Y「狂気」といえば、やはりピンク・フロイドを思い浮かべるヒトが多いのだろうか。私は、ピンク・フロイドの「狂気」はいささか抽象的な意味での「狂気」じゃないか、と思う。もっと分かり易い、直の「狂気」というのであれば、例えば、Suicideや初期のボアダムスなんかが相応しいだろう。


今回取り上げるポップ・グループも、ある意味では「狂気」を表現したようなバンドだが、多少ほかの連中とは異なる。
その決定的な違いは、やはり音楽的な広がりだ。
彼らの曲は、パンクやファンクやダブ・ミュージックなどを基底とした上に成り立っている。音楽的にはかなり豊穣なバックグラウンドを持っているようである。
ただ、曲の中ではそれらがゴチャゴチャになってしまい、一つの塊と化しているがために、非常に様々な要素が顔を覗かせているのが面白い。


そしてマーク・スチュワートの「死んでしまえ!」と言わんばかりの鋭利な叫びは、暴力的であると同時に、心の奥まで染み渡り聴き手を解放させる即効性を持っている。


仮にピンク・フロイドの「狂気」を閉じられた感情ゆえのものとするならば、ポップ・グループの「狂気」は開け放たれたものであるといえる。
どちらが優れているとか言うのではない。
重要なことは、自分の感情とどう折り合うかだ。
そう思う時に、マーク・スチュワートのあの叫びの意味も、少しは理解できるような気がするのだ。

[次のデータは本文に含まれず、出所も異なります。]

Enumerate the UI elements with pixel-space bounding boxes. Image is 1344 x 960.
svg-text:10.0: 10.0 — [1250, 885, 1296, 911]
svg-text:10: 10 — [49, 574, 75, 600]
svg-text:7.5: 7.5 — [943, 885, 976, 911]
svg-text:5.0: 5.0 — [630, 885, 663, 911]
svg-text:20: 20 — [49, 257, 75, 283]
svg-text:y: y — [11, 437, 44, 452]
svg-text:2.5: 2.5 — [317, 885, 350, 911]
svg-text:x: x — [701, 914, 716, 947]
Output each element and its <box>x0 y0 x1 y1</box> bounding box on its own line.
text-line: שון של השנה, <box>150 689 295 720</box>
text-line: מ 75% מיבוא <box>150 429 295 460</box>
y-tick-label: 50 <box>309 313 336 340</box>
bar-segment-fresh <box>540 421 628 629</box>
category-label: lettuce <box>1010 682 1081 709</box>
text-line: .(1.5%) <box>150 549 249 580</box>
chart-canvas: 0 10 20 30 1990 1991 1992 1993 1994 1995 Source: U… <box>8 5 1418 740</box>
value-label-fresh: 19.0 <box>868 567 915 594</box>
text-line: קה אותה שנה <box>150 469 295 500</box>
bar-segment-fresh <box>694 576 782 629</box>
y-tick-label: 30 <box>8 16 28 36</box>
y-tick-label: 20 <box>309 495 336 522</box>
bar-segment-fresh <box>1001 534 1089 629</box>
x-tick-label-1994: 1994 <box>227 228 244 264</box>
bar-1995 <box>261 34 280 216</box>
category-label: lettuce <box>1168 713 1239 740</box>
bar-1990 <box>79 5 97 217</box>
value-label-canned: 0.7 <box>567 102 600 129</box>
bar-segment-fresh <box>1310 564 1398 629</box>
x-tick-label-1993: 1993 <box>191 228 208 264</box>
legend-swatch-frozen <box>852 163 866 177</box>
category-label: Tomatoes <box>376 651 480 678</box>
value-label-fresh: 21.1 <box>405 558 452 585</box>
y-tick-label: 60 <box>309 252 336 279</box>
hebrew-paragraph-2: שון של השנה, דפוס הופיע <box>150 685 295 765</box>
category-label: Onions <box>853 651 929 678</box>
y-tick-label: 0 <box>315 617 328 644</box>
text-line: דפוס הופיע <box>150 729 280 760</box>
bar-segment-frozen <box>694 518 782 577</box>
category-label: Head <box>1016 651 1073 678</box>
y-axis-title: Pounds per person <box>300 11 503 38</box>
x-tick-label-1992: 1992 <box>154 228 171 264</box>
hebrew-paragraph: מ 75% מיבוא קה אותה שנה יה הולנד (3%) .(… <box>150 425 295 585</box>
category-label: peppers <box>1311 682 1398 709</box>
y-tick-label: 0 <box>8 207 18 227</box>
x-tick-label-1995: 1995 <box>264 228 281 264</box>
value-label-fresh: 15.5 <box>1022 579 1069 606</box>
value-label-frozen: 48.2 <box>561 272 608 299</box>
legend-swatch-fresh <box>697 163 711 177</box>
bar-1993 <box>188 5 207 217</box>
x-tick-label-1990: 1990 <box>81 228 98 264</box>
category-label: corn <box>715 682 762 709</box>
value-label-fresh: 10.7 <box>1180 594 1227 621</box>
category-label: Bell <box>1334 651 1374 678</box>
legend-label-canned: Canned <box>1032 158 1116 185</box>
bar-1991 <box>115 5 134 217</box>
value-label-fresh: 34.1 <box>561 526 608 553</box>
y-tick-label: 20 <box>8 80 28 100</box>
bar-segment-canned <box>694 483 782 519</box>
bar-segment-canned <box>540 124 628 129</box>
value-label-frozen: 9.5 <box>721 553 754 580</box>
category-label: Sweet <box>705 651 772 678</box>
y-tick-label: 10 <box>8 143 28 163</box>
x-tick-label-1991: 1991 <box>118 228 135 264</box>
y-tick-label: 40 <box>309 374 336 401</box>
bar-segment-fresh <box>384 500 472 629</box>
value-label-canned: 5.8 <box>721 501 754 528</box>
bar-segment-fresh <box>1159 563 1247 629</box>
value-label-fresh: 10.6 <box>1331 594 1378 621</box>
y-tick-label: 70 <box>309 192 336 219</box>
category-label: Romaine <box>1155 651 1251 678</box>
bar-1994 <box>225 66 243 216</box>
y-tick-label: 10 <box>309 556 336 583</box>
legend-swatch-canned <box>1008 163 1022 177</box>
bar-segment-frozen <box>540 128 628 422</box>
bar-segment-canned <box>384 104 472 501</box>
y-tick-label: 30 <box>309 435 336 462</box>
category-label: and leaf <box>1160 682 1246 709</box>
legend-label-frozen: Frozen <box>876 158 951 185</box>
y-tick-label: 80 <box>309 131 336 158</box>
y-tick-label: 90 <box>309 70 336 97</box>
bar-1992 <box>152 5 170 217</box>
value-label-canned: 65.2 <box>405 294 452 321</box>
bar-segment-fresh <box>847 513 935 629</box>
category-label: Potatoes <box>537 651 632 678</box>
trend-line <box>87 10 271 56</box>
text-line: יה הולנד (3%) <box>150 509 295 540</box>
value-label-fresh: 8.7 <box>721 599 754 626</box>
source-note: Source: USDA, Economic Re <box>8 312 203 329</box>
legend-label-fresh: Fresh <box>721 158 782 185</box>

ところで、ポップ・グループは、この「Y」以外のアルバムはほとんど売られていない。なぜかいつも廃盤状態だ。たまに再発されるみたいだけど、やっぱりすぐに消えてしまい、いつの間にか廃盤扱いになっている。それだけポップ・グループの音源を求めているヒトが多く、すぐに売り切れるということなのかどうかは分からないが、とりあえず「Y」以外のアルバムを店頭で見かけることは滅多に無いと言って良いだろう。なぜ「Y」だけが常時購入することができる状態なのかも分からないが、どうせなら他の2枚も「Y」と同じくらい出せば良いのにねぇ。